© Copyright – 2019 – Athletics Illustrated
Thirty-three-year-old American Zach Bitter broke the world 100-mile record this week in the Six Days in the Dome race on the indoor track at the Pettit Centre located in Milwaukee, Wisconsin. The race started at 2:30 pm on Saturday, August 24.
He ran through in the time of 11-hours, 19-minutes and 13 seconds and covered 169.90-kilometres (104.88 miles). He also bettered the 12-hour record.
It was a pursuit that took him over six years to achieve, after he had set the American 100-mile record at the Desert Solstice Invitational in 2013 where he ran 11:40:55.
His new world record took Russian Oleg Kharitonov’s performance of 11:28:03 from 2002.
Asked about the experience versus his Desert Solstice record-setting race, Bitter told Athletics Illustrated, “I think a bit of experience and a slightly different pacing strategy was the biggest difference. At Solstice, I faded pretty hard the last 15 miles. I was a bit more conservative in the early miles at the Pettit Center, which ultimately produced a two-minute and three-second negative split.
It definitely helped to have the added motivation of not wanting to have the same thing happen at the end of this race. The way I describe it is the difference between a solid day and a great day is how many more times you can push back the self-doubt.”
Bitter was busy training for the 246-kilometre Spartathlon in Greece that runs between Athens and Sparti (Sparta) that happens in September when he got a call from the race director. He was training in the hot summer of Phoenix, Arizona where the temperatures would climb over 38C or 100F.
Six Days in the Dome would be a tune-up race for Spartathlon and an attempt at the record, which he could feel was within his reach.
Asked how he feels to be on the other side of the record-setting performance he said, “It feels great. It has been a nearly six-year journey to find this day. The fact that I stayed motivated and determined despite some failed attempts along the way means far more than the actual WR to me. Ultimately, my curiosity is in how fast I can run a flat 100-miler. I think I can take more time of this race, so I’ll definitely be picking some spots down the road.”
He averaged 6:48/mile (4:14/km), a negative split with the second half done in under five-hours and 40 minutes.
The track is measured at 443-metres in length.
Bitter, known as a low-carb and high fat advocate, does take in a strategic load of carbohydrates leading up to an important race and during the event as well. Asked about his strategy for the world record performance he said, “My pre-race and race protocol starts about a week out. I go very low carb for about 4-5 days at the beginning of the week. When I am about 36-48 hours from the race, I start bringing back a few carb options.
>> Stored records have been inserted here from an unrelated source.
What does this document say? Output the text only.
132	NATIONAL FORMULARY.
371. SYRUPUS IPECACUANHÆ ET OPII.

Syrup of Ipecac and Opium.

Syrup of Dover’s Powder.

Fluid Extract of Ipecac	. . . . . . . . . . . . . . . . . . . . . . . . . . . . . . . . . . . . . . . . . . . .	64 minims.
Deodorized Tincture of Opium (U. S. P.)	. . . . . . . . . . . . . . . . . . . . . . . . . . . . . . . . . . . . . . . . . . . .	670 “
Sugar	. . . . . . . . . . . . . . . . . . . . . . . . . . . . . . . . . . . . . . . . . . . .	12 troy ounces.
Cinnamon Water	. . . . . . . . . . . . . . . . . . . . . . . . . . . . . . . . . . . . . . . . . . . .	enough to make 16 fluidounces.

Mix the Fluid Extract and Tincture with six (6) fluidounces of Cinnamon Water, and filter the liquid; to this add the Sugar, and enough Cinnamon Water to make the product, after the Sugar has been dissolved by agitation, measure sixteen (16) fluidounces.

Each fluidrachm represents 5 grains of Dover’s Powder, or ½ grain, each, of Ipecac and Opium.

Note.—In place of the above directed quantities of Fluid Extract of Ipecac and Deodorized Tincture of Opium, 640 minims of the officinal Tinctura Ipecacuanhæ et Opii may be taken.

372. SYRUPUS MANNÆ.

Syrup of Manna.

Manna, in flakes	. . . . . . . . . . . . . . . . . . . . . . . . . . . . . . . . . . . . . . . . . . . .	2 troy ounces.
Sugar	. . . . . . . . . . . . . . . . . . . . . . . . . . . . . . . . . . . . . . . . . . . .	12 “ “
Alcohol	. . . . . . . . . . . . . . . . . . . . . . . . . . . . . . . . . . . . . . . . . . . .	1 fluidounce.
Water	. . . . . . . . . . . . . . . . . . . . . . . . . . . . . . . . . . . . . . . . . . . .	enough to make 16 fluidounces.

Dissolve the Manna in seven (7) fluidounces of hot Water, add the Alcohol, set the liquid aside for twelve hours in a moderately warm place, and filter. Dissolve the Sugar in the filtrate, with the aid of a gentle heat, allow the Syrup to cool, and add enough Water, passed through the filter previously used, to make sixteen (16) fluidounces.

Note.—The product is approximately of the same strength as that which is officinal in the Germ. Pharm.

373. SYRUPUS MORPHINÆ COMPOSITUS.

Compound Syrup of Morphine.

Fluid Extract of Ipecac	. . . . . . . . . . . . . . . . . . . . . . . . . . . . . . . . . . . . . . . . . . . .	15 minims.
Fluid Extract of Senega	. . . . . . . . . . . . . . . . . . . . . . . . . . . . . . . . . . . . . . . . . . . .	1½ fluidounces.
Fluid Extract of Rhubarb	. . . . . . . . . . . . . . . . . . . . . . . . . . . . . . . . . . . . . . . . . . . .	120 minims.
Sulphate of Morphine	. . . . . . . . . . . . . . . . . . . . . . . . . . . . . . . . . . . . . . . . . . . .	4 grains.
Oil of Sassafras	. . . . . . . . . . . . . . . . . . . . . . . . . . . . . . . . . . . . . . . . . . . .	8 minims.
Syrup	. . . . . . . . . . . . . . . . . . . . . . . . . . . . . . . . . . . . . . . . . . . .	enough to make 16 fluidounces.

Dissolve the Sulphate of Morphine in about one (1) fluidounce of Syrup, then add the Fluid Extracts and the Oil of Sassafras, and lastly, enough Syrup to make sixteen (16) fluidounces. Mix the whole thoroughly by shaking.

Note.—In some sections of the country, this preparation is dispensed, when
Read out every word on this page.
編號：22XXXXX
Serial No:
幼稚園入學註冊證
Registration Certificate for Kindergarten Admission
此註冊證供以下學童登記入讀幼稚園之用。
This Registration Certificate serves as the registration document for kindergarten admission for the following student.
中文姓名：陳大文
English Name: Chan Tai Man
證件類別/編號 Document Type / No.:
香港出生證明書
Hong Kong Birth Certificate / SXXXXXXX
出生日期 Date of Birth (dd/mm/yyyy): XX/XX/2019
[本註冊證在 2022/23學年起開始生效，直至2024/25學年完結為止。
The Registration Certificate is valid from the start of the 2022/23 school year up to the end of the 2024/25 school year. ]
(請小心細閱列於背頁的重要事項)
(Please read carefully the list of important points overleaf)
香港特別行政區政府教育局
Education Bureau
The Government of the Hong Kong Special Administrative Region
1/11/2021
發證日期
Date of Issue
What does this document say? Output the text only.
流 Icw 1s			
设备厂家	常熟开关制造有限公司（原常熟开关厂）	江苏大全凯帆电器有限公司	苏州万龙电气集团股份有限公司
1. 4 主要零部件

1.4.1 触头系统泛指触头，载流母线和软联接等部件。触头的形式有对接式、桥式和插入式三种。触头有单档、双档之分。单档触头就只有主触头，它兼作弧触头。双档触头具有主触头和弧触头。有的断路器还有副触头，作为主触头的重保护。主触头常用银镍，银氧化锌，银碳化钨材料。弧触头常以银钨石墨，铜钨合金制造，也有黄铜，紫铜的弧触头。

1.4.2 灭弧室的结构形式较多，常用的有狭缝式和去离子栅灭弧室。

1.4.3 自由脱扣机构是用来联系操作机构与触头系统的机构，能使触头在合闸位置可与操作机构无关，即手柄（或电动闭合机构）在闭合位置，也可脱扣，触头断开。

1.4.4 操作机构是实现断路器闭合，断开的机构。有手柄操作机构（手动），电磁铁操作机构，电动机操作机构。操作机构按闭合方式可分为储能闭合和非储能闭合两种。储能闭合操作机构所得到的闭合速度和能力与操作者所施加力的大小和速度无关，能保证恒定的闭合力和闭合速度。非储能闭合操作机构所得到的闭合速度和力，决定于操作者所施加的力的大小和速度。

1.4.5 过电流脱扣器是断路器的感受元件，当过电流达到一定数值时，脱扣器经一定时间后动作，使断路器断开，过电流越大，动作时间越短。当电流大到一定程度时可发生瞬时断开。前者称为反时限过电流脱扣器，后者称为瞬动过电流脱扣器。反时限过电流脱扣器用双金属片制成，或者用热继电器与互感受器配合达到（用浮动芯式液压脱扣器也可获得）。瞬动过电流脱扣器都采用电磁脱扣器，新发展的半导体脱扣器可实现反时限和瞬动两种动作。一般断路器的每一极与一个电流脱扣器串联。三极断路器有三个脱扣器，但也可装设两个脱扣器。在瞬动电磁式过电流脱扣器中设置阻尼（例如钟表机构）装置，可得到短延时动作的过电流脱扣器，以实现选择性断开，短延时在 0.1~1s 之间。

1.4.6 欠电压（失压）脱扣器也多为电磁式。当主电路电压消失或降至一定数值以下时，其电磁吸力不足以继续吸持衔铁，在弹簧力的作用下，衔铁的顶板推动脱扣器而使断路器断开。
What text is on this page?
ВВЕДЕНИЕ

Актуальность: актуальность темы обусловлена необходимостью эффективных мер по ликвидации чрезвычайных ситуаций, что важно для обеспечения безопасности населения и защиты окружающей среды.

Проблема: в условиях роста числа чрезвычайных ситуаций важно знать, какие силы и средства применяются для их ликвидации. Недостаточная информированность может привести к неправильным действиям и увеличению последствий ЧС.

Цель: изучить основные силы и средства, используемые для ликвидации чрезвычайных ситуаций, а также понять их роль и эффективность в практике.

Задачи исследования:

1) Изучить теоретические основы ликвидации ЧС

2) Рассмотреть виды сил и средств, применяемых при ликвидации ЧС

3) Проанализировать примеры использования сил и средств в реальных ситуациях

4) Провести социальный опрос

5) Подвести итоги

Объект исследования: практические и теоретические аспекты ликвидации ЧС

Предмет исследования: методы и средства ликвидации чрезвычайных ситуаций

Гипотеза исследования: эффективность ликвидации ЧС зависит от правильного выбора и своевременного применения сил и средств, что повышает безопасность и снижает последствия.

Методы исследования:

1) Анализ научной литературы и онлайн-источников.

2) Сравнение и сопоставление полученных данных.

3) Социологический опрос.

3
I typically like some potatoes, fruit, and or raw honey. On race day, my fuelling focus is on-board fat, glycogen, and exogenous carbohydrate. Even the leanest athletes have enough body fat to fuel that side of things during the event. Muscle glycogen is the fuel tank that is at risk of running low, so I’ll do a slow drip of carbs throughout the race. My protocol on this day was on the higher end of what I normally target. This was mostly due to the cooler temps inside the Pettit Center, I was confident I wouldn’t have stomach issues.
It ended up being about 20 grams of Xendurance Fuel-5 every 30 minutes mixed in a range of water from 8-16 ounces depending on thirst level. Starting at hour five, I began taking a pack of Unimate (an instant blend of the popular yerba mate tea) every hour until the finish.”
The 2019 event is the second edition of Six Days in the Dome. The first was held in August 2014 in Anchorage, Alaska at the Alaska Dome.
In that trace, Joe Fejes broke the American record for a six-day run with his 169-kilometre performance.